People of the U: Miracle Buckley
Published on Friday, February 25, 2022
By: Andrea Wright Dilworth, email@example.com
Editor's Note: In honor of Black History Month’s 2022 theme, Black Health and Wellness, we want to celebrate the contributions, breakthroughs and cultural richness of Black professionals and students at UMMC. See more People of the U features.
As she wraps up her second full year of coursework in the doctor of occupational therapy program, Miracle Buckley is contemplating plans post degree.
She sees herself most fulfilled either working in a school system or in pediatrics, where the common denominator is children.
“I have a disability myself, so helping them become comfortable in their skin early is important to me,” she said.
If ever there were a name with meaning, it is Buckley’s; her doctor didn’t expect her to survive infancy.
Now 32, the Jackson native was born with sacral agenesis, a condition in which babies have incomplete spines, no hip pockets, and legs that, in her own words, “didn’t work at all.” At 7, she had them amputated, a decision she has never regretted.
She used prostheses for a while, but prefers a wheelchair for its ease of use.

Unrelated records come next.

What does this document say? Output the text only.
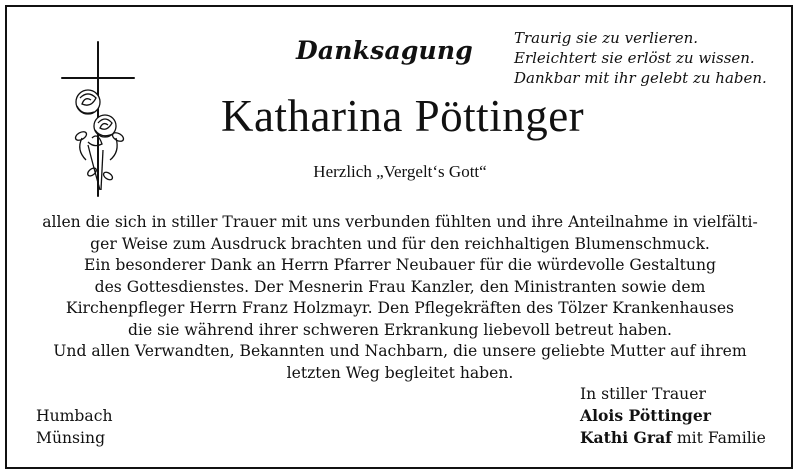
Danksagung	Traurig sie zu verlieren.
Erleichtert sie erlöst zu wissen.
Dankbar mit ihr gelebt zu haben.
Katharina Pöttinger
Herzlich „Vergelt‘s Gott“
allen die sich in stiller Trauer mit uns verbunden fühlten und ihre Anteilnahme in vielfälti-
ger Weise zum Ausdruck brachten und für den reichhaltigen Blumenschmuck.
Ein besonderer Dank an Herrn Pfarrer Neubauer für die würdevolle Gestaltung
des Gottesdienstes. Der Mesnerin Frau Kanzler, den Ministranten sowie dem
Kirchenpfleger Herrn Franz Holzmayr. Den Pflegekräften des Tölzer Krankenhauses
die sie während ihrer schweren Erkrankung liebevoll betreut haben.
Und allen Verwandten, Bekannten und Nachbarn, die unsere geliebte Mutter auf ihrem
letzten Weg begleitet haben.
Humbach
Münsing
In stiller Trauer
Alois Pöttinger
Kathi Graf mit Familie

Growing up, Buckley dreamed of becoming a concert pianist and made the rounds in competitions.
But that all changed one day when she observed an occupational therapist perform what seemed like a miracle with a young girl at a summer camp for children with disabilities, where Buckley had both attended and later worked.
When Buckley later asked the OT exactly what she did for a living, she was introduced to the field for the first time and has been “stuck on it since.”
She went on to earn an associate’s degree in OT from Holmes and a bachelor’s in kinesiology, with a minor in piano performance, from Mississippi College.
Now with a year to go before earning her degree, she is more certain than ever that she has made the right decision in both choosing OT as a career, and UMMC as the place to pursue it.
“I’m most surprised by how invested the professors are in their students,” Buckley said. “They genuinely care about the wellbeing and education of each student.”
Buckley, who lives alone, is also realizing some things about herself.
“I’ve learned how much patience I really have,” she said. “Certain situations have helped me grow and develop more patience that will be beneficial in the working community.”
She’s also learning to tackle challenges that are foreign to her classmates, the greatest of which is “thinking outside the box of my wheelchair. I can't do everything ‘normally’ like everyone else, so I have had to adapt."